When adopting a dog, some terminology can be confusing. I know before I adopted my precious pup, I did not completely understand what it meant to be a “no kill” organization, as opposed to a traditional shelter.
For instance, I initially believed that “no kill” groups did not euthanize under any circumstances. However, an organization can be deemed “no kill” as long as it has a save rate of 90%. This means that 10% of animals can be euthanized at these facilities. It is important to note that the animals put down have either severe health or behavioral issues that drastically decrease their quality of life.
Another important distinction is that, unlike traditional shelters, “no kill” organizations choose which animals can stay in their facilities.

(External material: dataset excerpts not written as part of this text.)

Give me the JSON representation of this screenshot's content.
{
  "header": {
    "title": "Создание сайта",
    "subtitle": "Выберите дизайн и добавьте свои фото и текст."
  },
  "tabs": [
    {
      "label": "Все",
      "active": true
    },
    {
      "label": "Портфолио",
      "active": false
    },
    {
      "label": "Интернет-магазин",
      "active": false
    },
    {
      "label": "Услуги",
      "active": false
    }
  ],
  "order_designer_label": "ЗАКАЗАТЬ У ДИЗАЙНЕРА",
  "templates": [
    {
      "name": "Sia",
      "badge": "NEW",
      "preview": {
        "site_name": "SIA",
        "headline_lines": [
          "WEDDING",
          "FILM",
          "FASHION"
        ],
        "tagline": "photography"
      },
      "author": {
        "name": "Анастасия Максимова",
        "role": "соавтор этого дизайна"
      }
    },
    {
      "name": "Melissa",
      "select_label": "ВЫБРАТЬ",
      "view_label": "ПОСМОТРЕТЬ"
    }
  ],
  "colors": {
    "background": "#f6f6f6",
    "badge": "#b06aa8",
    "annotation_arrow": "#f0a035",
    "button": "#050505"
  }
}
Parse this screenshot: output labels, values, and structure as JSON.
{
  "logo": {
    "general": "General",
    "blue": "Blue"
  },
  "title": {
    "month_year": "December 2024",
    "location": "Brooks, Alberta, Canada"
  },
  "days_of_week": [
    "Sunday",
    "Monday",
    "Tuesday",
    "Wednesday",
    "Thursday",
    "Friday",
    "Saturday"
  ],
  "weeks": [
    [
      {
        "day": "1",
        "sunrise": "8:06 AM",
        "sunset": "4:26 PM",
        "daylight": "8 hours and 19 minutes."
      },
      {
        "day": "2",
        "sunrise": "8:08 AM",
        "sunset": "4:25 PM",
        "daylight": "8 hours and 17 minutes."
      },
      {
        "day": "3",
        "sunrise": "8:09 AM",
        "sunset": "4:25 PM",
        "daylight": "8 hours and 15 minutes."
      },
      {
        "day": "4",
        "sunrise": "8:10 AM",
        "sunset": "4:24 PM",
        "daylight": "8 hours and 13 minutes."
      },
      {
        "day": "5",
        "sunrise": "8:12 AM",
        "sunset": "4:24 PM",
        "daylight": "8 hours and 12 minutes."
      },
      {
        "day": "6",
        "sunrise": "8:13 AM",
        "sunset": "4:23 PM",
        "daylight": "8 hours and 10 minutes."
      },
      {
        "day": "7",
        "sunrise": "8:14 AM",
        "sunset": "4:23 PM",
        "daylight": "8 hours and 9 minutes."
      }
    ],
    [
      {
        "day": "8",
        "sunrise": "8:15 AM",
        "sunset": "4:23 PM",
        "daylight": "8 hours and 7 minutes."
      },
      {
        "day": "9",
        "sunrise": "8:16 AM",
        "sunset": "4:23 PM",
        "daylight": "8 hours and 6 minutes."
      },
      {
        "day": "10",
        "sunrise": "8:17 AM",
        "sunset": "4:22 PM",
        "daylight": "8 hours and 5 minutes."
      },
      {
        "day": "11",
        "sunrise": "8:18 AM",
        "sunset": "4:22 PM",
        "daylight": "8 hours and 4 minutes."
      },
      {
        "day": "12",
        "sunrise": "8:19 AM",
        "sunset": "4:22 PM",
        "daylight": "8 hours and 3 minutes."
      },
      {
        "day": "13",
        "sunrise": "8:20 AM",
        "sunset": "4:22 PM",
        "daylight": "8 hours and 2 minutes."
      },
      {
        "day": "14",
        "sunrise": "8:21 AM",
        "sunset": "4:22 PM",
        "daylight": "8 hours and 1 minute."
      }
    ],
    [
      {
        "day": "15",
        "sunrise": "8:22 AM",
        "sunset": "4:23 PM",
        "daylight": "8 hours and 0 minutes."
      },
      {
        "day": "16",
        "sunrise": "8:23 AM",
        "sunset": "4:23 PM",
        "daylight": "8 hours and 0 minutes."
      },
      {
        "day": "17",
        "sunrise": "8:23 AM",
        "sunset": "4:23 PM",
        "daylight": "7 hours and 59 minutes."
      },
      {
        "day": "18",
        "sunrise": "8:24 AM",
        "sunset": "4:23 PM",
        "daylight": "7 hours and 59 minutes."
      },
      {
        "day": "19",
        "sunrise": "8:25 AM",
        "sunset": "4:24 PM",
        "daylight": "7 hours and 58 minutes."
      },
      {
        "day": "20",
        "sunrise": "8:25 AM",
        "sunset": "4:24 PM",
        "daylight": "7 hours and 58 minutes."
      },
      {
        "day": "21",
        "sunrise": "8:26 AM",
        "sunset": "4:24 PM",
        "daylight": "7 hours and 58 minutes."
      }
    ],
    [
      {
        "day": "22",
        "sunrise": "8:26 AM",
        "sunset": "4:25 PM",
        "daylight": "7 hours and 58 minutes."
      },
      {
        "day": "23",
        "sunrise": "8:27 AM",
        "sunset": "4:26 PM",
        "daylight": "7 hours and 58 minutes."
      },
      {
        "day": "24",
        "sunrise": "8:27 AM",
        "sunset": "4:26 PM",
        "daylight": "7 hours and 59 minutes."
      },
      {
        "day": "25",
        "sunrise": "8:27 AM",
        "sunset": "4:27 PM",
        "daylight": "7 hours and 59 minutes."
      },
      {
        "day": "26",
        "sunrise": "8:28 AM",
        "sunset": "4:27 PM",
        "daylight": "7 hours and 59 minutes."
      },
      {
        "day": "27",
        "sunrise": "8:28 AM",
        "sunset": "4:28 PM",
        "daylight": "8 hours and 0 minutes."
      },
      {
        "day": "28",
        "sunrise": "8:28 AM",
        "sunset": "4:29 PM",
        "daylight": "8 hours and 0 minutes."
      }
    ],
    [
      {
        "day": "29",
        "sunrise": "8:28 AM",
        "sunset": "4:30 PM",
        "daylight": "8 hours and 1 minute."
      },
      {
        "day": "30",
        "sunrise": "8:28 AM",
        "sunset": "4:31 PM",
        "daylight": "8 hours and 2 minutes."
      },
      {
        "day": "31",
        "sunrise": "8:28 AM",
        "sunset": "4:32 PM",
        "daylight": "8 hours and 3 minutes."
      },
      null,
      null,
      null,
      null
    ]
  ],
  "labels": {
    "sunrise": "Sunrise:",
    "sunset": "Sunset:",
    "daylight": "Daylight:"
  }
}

According to The Daytona Beach News-Journal, “no kill” groups “may turn away” an animal if they “are too old, too sick, too mean or ‘not adoptable.’” The publication noted that this could be an issue as the animal may become homeless and reproduce, which contributes to the overpopulation of traditional shelters.
Now, traditional shelters usually welcome all animals brought to their facilities. However, due to limited funding, resources, and space, animals are euthanized at a higher rate.
While many dog-lovers have strong opinions about “no kill” versus traditional shelters, it is ultimately your decision where you choose to adopt. Also, you can help reduce animal homelessness and euthanasia rates by getting your dog spayed or neutered.